Ghana’s Minister of Education, Mathew Opoku Prempeh, has called for an immediate change in curriculum used by schools. In fact, I must say, this is definitely timely. The education system in my country unfortunately isn’t as holistic as it’s supposed to be. Students graduate but remain unemployed for a long time. There’s no system to prepare them and sometimes graduates are unemployed because they have no prior practical knowledge or skills in their field of study. In the long run, universities churn out graduates who have no skills in their fields of study nor entrepreneurial skills that could help them start something on their own.

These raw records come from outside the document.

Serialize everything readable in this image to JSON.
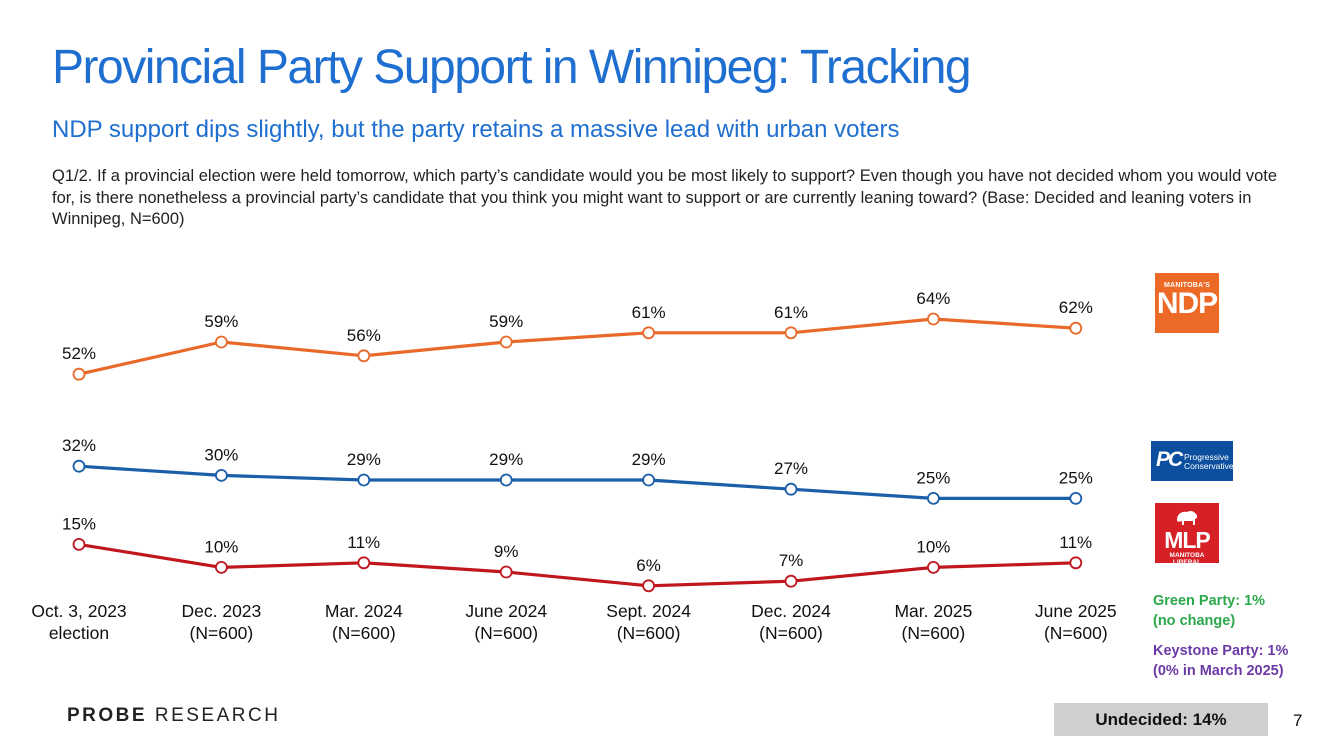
{
  "header": {
    "title": "Provincial Party Support in Winnipeg: Tracking",
    "subtitle": "NDP support dips slightly, but the party retains a massive lead with urban voters",
    "question": "Q1/2. If a provincial election were held tomorrow, which party’s candidate would you be most likely to support? Even though you have not decided whom you would vote for, is there nonetheless a provincial party’s candidate that you think you might want to support or are currently leaning toward? (Base: Decided and leaning voters in Winnipeg, N=600)"
  },
  "chart_data": {
    "type": "line",
    "title": "Provincial Party Support in Winnipeg: Tracking",
    "categories": [
      [
        "Oct. 3, 2023",
        "election"
      ],
      [
        "Dec. 2023",
        "(N=600)"
      ],
      [
        "Mar. 2024",
        "(N=600)"
      ],
      [
        "June 2024",
        "(N=600)"
      ],
      [
        "Sept. 2024",
        "(N=600)"
      ],
      [
        "Dec. 2024",
        "(N=600)"
      ],
      [
        "Mar. 2025",
        "(N=600)"
      ],
      [
        "June 2025",
        "(N=600)"
      ]
    ],
    "ylim": [
      0,
      70
    ],
    "unit": "%",
    "series": [
      {
        "name": "NDP",
        "color": "#e8692a",
        "values": [
          52,
          59,
          56,
          59,
          61,
          61,
          64,
          62
        ]
      },
      {
        "name": "PC",
        "color": "#1b5fa8",
        "values": [
          32,
          30,
          29,
          29,
          29,
          27,
          25,
          25
        ]
      },
      {
        "name": "Liberal",
        "color": "#c0161d",
        "values": [
          15,
          10,
          11,
          9,
          6,
          7,
          10,
          11
        ]
      }
    ]
  },
  "logos": {
    "ndp": {
      "small": "MANITOBA'S",
      "big": "NDP"
    },
    "pc": {
      "mark": "PC",
      "line1": "Progressive",
      "line2": "Conservative"
    },
    "mlp": {
      "big": "MLP",
      "small": "MANITOBA LIBERAL"
    }
  },
  "notes": {
    "green_line1": "Green Party: 1%",
    "green_line2": "(no change)",
    "keystone_line1": "Keystone Party: 1%",
    "keystone_line2": "(0% in March 2025)"
  },
  "undecided": "Undecided: 14%",
  "footer": {
    "brand_bold": "PROBE",
    "brand_rest": "RESEARCH",
    "page": "7"
  }
}
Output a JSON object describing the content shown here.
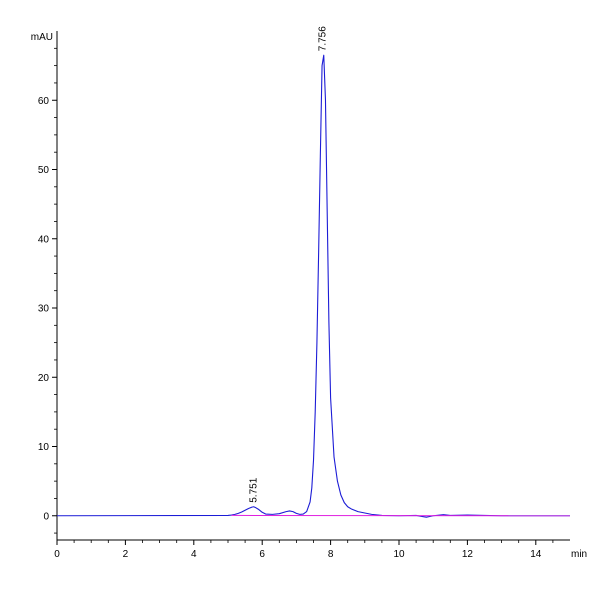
{
  "chart_data": {
    "type": "line",
    "title": "",
    "xlabel": "min",
    "ylabel": "mAU",
    "xlim": [
      0,
      15
    ],
    "ylim": [
      -3.5,
      70
    ],
    "x_ticks": [
      0,
      2,
      4,
      6,
      8,
      10,
      12,
      14
    ],
    "y_ticks": [
      0,
      10,
      20,
      30,
      40,
      50,
      60
    ],
    "grid": false,
    "legend": "none",
    "peak_labels": [
      {
        "x": 5.751,
        "y": 1.3,
        "text": "5.751"
      },
      {
        "x": 7.756,
        "y": 66.5,
        "text": "7.756"
      }
    ],
    "series": [
      {
        "color": "#1c1cd6",
        "x": [
          0,
          5.0,
          5.1,
          5.2,
          5.3,
          5.4,
          5.5,
          5.6,
          5.7,
          5.75,
          5.8,
          5.9,
          6.0,
          6.1,
          6.3,
          6.5,
          6.7,
          6.8,
          6.9,
          7.0,
          7.1,
          7.2,
          7.3,
          7.4,
          7.45,
          7.5,
          7.55,
          7.6,
          7.65,
          7.7,
          7.75,
          7.8,
          7.85,
          7.9,
          7.95,
          8.0,
          8.1,
          8.2,
          8.3,
          8.4,
          8.5,
          8.6,
          8.7,
          8.8,
          9.0,
          9.2,
          9.5,
          10.0,
          10.5,
          10.8,
          11.0,
          11.3,
          11.5,
          12.0,
          13.0,
          14.0,
          15.0
        ],
        "y": [
          0.0,
          0.05,
          0.1,
          0.2,
          0.35,
          0.55,
          0.8,
          1.05,
          1.25,
          1.3,
          1.2,
          0.9,
          0.5,
          0.25,
          0.2,
          0.3,
          0.6,
          0.7,
          0.6,
          0.35,
          0.2,
          0.25,
          0.6,
          2.0,
          4.0,
          8.0,
          15.0,
          25.0,
          38.0,
          52.0,
          65.0,
          66.5,
          60.0,
          44.0,
          28.0,
          17.0,
          8.5,
          5.0,
          3.0,
          1.9,
          1.3,
          1.0,
          0.8,
          0.6,
          0.4,
          0.2,
          0.05,
          0.0,
          0.05,
          -0.2,
          0.0,
          0.15,
          0.05,
          0.1,
          0.0,
          0.0,
          0.0
        ]
      },
      {
        "color": "#e020e0",
        "x": [
          5.1,
          15.0
        ],
        "y": [
          0.05,
          0.0
        ]
      }
    ]
  }
}
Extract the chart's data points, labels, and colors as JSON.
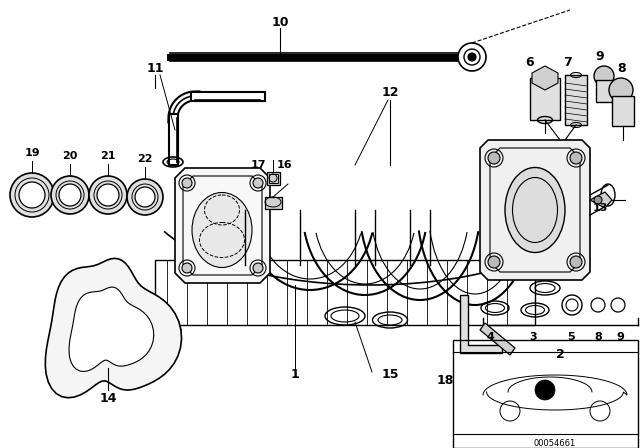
{
  "bg_color": "#ffffff",
  "line_color": "#000000",
  "fig_width": 6.4,
  "fig_height": 4.48,
  "dpi": 100,
  "diagram_code": "00054661"
}
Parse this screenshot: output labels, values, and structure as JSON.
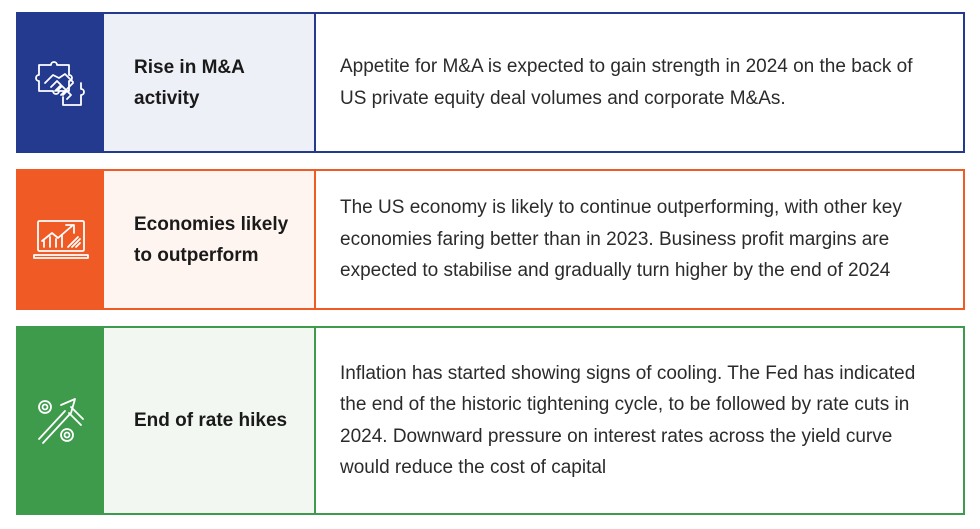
{
  "colors": {
    "blue": "#233a8e",
    "blue_tint": "#eef0f8",
    "orange": "#f05a24",
    "orange_tint": "#fef5f0",
    "green": "#3e9b4c",
    "green_tint": "#f2f8f1"
  },
  "rows": [
    {
      "icon": "handshake-puzzle-icon",
      "title": "Rise in M&A activity",
      "description": "Appetite for M&A is expected to gain strength in 2024 on the back of US private equity deal volumes and corporate M&As."
    },
    {
      "icon": "rising-chart-laptop-icon",
      "title": "Economies likely to outperform",
      "description": "The US economy is likely to continue outperforming, with other key economies faring better than in 2023. Business profit margins are expected to stabilise and gradually turn higher by the end of 2024"
    },
    {
      "icon": "percent-arrow-icon",
      "title": "End of rate hikes",
      "description": "Inflation has started showing signs of cooling. The Fed has indicated the end of the historic tightening cycle, to be followed by rate cuts in 2024. Downward pressure on interest rates across the yield curve would reduce the cost of capital"
    }
  ]
}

Africa needs a change in its educations system. Many don’t stay in their countries to further their education.. They travel to well developed countries to do so. Ask the average African their dream school and they’d never mention any African school especially universities. Nigerians, South Africans, Zimbabweans, Kenyans, travel to school at sometimes ten times the price they could’ve paid in their country.
Patriotism and Willingness To Serve
Those who have the opportunity to use their skills to help the country end up leaving because they are offered very little for doing so much. They are not ready to negotiate their talents, skills and ideas especially anything below what think they deserve. These individuals leave to developed countries and some never come back. This affects our development so much. Students or individuals need to be socialized to be more patriotic which will then give them the urgency to serve their countries. Readiness to serve brings us closer to fulfilling our ambition/ dreams. Sometimes, indirectly. Let us have people who don’t have to be coaxed to serve but see the need to and do it with the soul aim of making their countries and citizens a better one.

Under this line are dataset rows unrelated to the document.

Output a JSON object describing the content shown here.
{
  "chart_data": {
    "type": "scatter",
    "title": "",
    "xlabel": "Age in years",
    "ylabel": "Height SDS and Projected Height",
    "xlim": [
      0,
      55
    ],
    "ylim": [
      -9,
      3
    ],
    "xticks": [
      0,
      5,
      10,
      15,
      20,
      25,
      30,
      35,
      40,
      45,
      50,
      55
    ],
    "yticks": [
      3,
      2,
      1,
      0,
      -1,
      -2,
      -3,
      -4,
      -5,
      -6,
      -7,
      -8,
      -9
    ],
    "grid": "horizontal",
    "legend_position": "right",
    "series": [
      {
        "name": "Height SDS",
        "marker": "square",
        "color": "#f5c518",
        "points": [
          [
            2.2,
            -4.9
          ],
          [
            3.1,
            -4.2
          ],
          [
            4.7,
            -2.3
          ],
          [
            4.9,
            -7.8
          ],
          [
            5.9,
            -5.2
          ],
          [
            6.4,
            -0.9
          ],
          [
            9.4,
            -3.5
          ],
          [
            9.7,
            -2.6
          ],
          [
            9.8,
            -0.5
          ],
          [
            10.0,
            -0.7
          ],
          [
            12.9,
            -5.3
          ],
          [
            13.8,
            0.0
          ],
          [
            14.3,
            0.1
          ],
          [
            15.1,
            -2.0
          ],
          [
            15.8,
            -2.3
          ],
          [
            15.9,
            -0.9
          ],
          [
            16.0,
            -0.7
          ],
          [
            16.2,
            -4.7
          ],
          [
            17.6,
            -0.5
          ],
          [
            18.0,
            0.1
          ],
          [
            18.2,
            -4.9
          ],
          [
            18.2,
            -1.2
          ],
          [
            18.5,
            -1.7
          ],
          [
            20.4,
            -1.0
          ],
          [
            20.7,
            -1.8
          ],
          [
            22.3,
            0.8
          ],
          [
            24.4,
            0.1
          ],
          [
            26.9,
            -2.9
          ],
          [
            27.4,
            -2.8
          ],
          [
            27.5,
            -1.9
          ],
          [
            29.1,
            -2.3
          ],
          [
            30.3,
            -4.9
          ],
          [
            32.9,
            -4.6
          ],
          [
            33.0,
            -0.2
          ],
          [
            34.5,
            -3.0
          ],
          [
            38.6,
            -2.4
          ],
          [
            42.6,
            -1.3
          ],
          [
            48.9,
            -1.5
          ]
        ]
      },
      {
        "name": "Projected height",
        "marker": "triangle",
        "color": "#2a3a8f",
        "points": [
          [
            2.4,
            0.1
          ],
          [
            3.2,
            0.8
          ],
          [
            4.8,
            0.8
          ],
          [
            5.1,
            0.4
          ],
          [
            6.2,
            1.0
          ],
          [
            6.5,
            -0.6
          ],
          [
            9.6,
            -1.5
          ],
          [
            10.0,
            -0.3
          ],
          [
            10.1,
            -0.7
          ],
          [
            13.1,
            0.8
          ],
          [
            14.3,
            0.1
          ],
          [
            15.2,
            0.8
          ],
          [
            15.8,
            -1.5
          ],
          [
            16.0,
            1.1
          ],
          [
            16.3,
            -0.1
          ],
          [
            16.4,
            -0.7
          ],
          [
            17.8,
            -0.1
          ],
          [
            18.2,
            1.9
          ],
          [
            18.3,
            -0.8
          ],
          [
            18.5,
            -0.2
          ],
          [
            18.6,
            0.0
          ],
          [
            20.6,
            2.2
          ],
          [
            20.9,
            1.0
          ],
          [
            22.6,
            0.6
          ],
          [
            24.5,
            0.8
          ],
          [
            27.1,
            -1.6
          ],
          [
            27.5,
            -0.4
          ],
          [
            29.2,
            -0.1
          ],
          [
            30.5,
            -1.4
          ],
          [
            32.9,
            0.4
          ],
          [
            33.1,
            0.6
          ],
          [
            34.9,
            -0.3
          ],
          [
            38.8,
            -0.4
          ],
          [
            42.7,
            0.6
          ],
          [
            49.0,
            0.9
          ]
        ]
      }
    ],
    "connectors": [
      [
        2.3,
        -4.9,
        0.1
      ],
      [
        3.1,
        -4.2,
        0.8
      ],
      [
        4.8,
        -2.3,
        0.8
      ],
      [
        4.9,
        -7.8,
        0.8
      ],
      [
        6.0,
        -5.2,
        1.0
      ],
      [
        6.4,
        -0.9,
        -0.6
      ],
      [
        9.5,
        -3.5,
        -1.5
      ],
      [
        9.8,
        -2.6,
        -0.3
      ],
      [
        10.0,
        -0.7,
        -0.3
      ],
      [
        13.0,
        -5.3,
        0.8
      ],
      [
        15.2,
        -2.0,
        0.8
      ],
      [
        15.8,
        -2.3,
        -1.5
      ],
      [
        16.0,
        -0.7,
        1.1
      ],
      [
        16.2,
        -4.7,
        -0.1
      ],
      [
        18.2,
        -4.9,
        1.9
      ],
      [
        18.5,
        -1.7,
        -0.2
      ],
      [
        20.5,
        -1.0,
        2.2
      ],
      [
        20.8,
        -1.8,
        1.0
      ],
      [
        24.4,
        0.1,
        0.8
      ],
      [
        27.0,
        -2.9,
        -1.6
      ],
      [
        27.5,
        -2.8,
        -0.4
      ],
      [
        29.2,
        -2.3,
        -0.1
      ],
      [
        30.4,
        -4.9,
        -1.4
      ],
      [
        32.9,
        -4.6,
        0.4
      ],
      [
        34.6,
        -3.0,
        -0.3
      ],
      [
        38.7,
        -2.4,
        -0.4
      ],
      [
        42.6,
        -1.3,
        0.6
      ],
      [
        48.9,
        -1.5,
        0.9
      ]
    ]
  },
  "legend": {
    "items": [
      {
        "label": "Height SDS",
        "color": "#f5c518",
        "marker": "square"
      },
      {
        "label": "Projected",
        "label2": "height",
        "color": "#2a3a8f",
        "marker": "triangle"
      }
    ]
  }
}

Leaders should be made accountable, responsible and transparent; these should not be left to chance. When we leave leader’s to do as they deem fit, they become autonomous and wield power in a way that affects us diverse ways. Politics is an important part of our social contract. We cannot do away with it. When citizens are educated and a sense of patriotism is instilled in them, they scrutinize leaders carefully before they endorse and vote them in or out (even when they are politically affiliated to their parties). They also know that any leader who is voted in can be voted out when they shirk their responsibilities and break the laws of the land.
Working Institutions and Systems In The country
Who controls these institutions? Us. Who makes the decisions in these institutions? We do. We need to build strong people and institutions. Institutions need to work. A country that doesn’t respect institutions signs up for failure. Establishing credible and long lasting institutions with competed people to run it, aids development.

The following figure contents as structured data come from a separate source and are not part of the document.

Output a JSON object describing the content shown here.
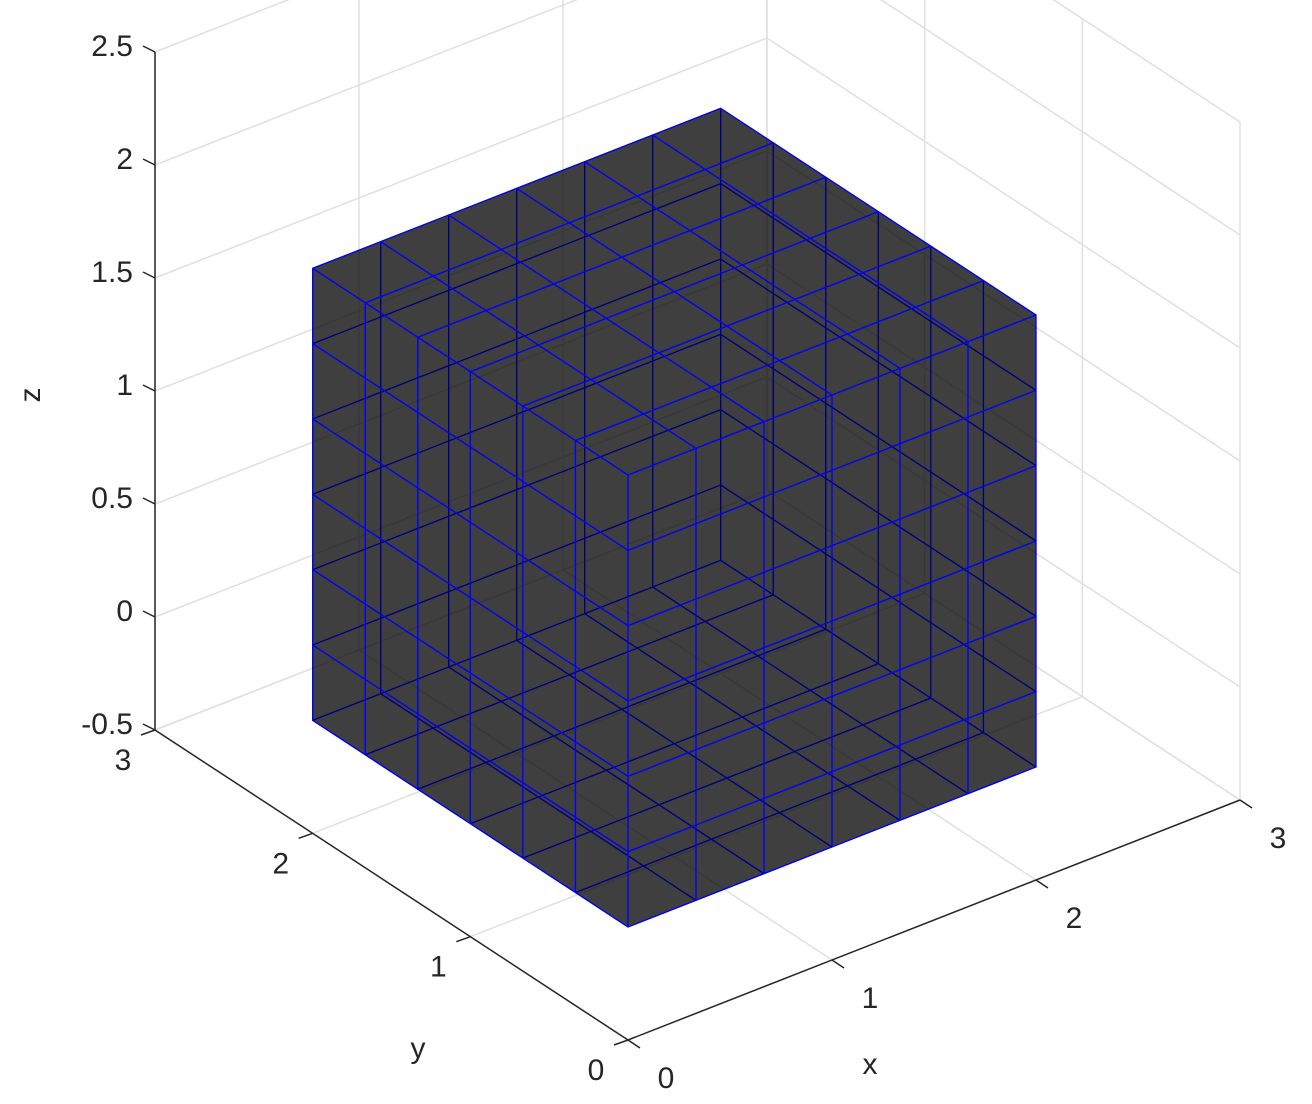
{
  "chart_data": {
    "type": "mesh3d",
    "xlabel": "x",
    "ylabel": "y",
    "zlabel": "z",
    "xlim": [
      0,
      3
    ],
    "ylim": [
      0,
      3
    ],
    "zlim": [
      -0.5,
      2.5
    ],
    "xticks": [
      0,
      1,
      2,
      3
    ],
    "yticks": [
      0,
      1,
      2,
      3
    ],
    "zticks": [
      -0.5,
      0,
      0.5,
      1,
      1.5,
      2,
      2.5
    ],
    "grid": true,
    "grid_color": "#e0e0e0",
    "solid": {
      "xrange": [
        0,
        2
      ],
      "yrange": [
        0,
        2
      ],
      "zrange": [
        0,
        2
      ],
      "cells": 6,
      "edge_color": "#0000ff",
      "face_alpha": 0.5,
      "colormap": "parula"
    }
  }
}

For instance; the judiciary, an executive arm of government responsible for the ivnterpretation of the constitution, needs to prosecute law breakers without any political interference.
This also means, the procurement division needs to ensure that there’s no breech in procurement regulations. Generally, it is our responsibility to work assiduously towards the ultimate goal. Development won’t happen by magic. We tend to consistently compare Africa to other developing continents or countries. This is the vague approach citizens adopt to lure politicians to do better. Things won’t change if we resort to the blame game approach. We’ll only blame everyone else but ourselves and end up solving no problems.
What do we do then?. We need to be steadfast and work tirelessly to see the transformation we want to see. We can’t allow any one do this ,but ourselves.